L'articolo di Valter Vecellio “L’uninominale per battere la crisi” mi spinge a voler riprendere il dibattito sulla legge elettorale possibile in Italia.
Il debito pubblico sembra diventi più alto nei Paesi con un sistema elettorale proporzionale rispetto a quelli con un sistema uninominale. Ma a ben vedere i Paesi con tale sistema sono a maggioranza di mentalità anglosassone, ad esclusione della Francia. Forse il problema è la mentalità e l'approccio verso la politica, almeno per quanto riguarda l'Italia.
Zingales apprezza il sistema uninominale, ma poi fa un elogio della formula elettorale dei comuni. Che non è un sistema a collegi, ma ha un premio di maggioranza per la coalizione che appoggia il candidato sindaco vincente, più la possibilità di scrivere un nome. In realtà nei comuni la situazione non è affatto così rosea, di certo è stato possibile creare un'alternanza.
Ma l'alternanza in questione non è semplicemente data dal bipolarismo, ma da un sistema elettorale che facilita il pluralismo e le eventuali alleanze al secondo turno per stare in maggioranza, nonché il voto disgiunto. Insomma, meccanismo complessi tanto quanto efficaci se usati con intelligenza. Al punto che a Napoli De Magistris è riuscito a vincere. In un sistema bipartitico questo non sarebbe stato possibile.
Il porcellum sarebbe una brutta copia del modello dei comuni, escludendo la preferenza (che non è cosa da poco). Ma in realtà scoraggia liste e coalizioni alternative, cosa che non fa la legge dei comuni. Il primo problema da risolvere di quel sistema è il rischio di avere un Senato con una maggioranza risicata e di colore opposto alla Camera, cosa da scongiurare assolutamente alle prossime elezioni. Sarebbe bastato che i partiti presenti in Parlamento si fossero mossi per creare almeno il Senato federale. Gli altri problemi sono l'assenza di una preferenza, la candidatura multipla, sbarramenti troppo alti per liste e coalizioni alternative,che non permetterebbero un certo pluralismo a vantaggio dei cittadini.
Un tale modello ha il problema di non rappresentare il territorio. Ma d'altronde nemmeno il sistema elettorale delle regioni lo fa, eppure ce ne sarebbe bisogno perché spesso diventano consiglieri esponenti che nascono, vivono e ottengono la maggioranza dei voti nei centri urbani (un esempio su tutti il Lazio). Prerogativa tipica del collegio uninominale, che altrimenti non permette la rappresentanza delle minoranze, puntando tutto sui singoli.

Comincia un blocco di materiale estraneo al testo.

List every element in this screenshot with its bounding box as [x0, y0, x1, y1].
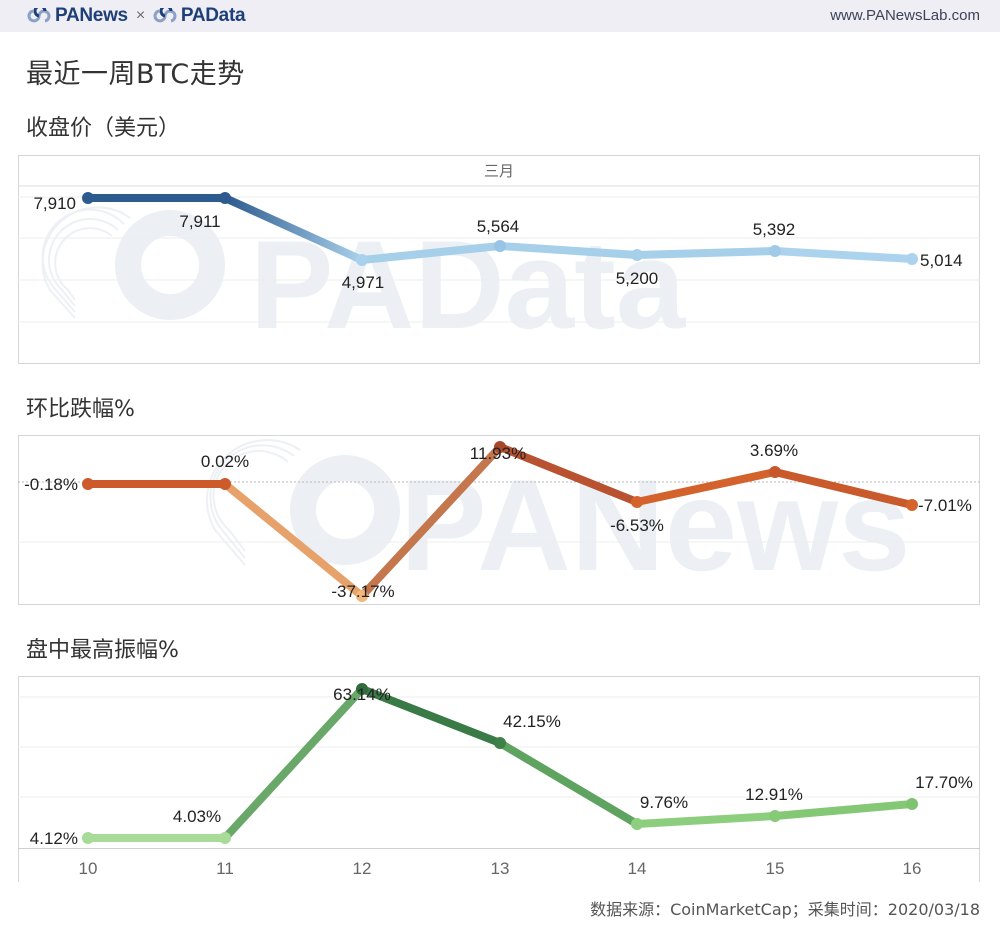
point-label: 11.93%	[470, 444, 526, 463]
x-tick: 14	[628, 859, 647, 878]
site-url[interactable]: www.PANewsLab.com	[830, 7, 980, 24]
x-tick: 16	[903, 859, 922, 878]
point-label: -6.53%	[610, 516, 664, 535]
infinity-logo-icon	[27, 8, 51, 23]
data-source-note: 数据来源：CoinMarketCap；采集时间：2020/03/18	[590, 900, 980, 919]
point-label: -37.17%	[331, 582, 394, 601]
point-label: 5,200	[616, 269, 659, 288]
brand-panews: PANews	[55, 5, 128, 26]
month-header: 三月	[484, 163, 514, 180]
chart-amplitude-percent: 4.12% 4.03% 63.14% 42.15% 9.76% 12.91% 1…	[18, 676, 980, 882]
brand-padata: PAData	[180, 5, 246, 26]
top-banner: PANews × PAData www.PANewsLab.com	[0, 0, 1000, 32]
point-label: 3.69%	[750, 441, 798, 460]
point-label: -0.18%	[24, 475, 78, 494]
point-label: 9.76%	[640, 793, 688, 812]
chart-close-price: 三月 7,910 7,911 4,971	[18, 155, 980, 364]
watermark-panews: PANews	[206, 439, 911, 598]
section-label-close-price: 收盘价（美元）	[26, 116, 181, 141]
svg-text:PANews: PANews	[400, 452, 911, 598]
x-axis: 10 11 12 13 14 15 16	[79, 859, 922, 878]
x-tick: 12	[353, 859, 372, 878]
x-tick: 11	[216, 859, 234, 878]
x-tick: 13	[491, 859, 510, 878]
point-label: 17.70%	[915, 773, 973, 792]
point-label: 4.03%	[173, 807, 221, 826]
brand-separator: ×	[135, 7, 145, 24]
point-label: 4,971	[342, 273, 385, 292]
point-label: 63.14%	[333, 685, 391, 704]
point-label: 5,564	[477, 217, 520, 236]
point-label: 7,911	[179, 212, 220, 231]
section-label-change: 环比跌幅%	[26, 397, 135, 422]
point-label: 7,910	[33, 194, 76, 213]
page-title: 最近一周BTC走势	[26, 59, 245, 90]
section-label-amplitude: 盘中最高振幅%	[26, 638, 179, 663]
chart-change-percent: -0.18% 0.02% -37.17% 11.93% -6.53% 3.69%…	[18, 435, 980, 605]
point-label: 5,392	[753, 220, 796, 239]
point-label: -7.01%	[918, 496, 972, 515]
x-tick: 10	[79, 859, 98, 878]
point-label: 42.15%	[503, 712, 561, 731]
point-label: 5,014	[920, 251, 963, 270]
brand-logos: PANews × PAData	[27, 5, 246, 27]
infinity-logo-icon	[153, 8, 177, 23]
point-label: 4.12%	[30, 829, 78, 848]
point-label: 12.91%	[745, 785, 803, 804]
point-label: 0.02%	[201, 452, 249, 471]
x-tick: 15	[766, 859, 785, 878]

Senza considerare che un sistema uninominale come quello del Regno Unito non garantisce una maggioranza di un solo colore, certa e la stabilità di un governo di per sé. Lo dimostrano le ultime elezioni che hanno visto una difficoltosa alleanza (nota bene: dopo il voto) tra conservatori e liberaldemocratici. La cosa buona di quel sistema è la facilità di candidarsi e di fare campagna elettorale in territori piccoli, per cui non c'è necessità di somme ingenti per farsi conoscere. Il contrario di quel che accade qui in Italia (dove si chiedono tante firme a chi è fuori, mentre i partiti che sono dentro o le falsificano o si fanno le leggi per non avere l'obbligo di raccoglierle).
Quindi, sarebbe ora di discutere di modificare quelle norme che limitano il potere dei cittadini (quorum ai referendum, mancato obbligo di discussione delle petizioni popolari e delle proposte di legge dei cittadini, assenza di referendum propositivi e, appunto, difficoltà di candidatura e di farsi conoscere da parte dei candidati non partitocratici).
Quindi bisognerebbe ridurre quasi a zero le firme da raccogliere per presentarsi, garantire servizi ai candidati e rimborsi per tutti (non solo chi supera una certa percentuale), facilitare e ampliare gli strumenti di democrazia diretta in grado di allentare il potere che alcuni personaggi riescono ad utilizzare contro la democrazia, contro la res publica.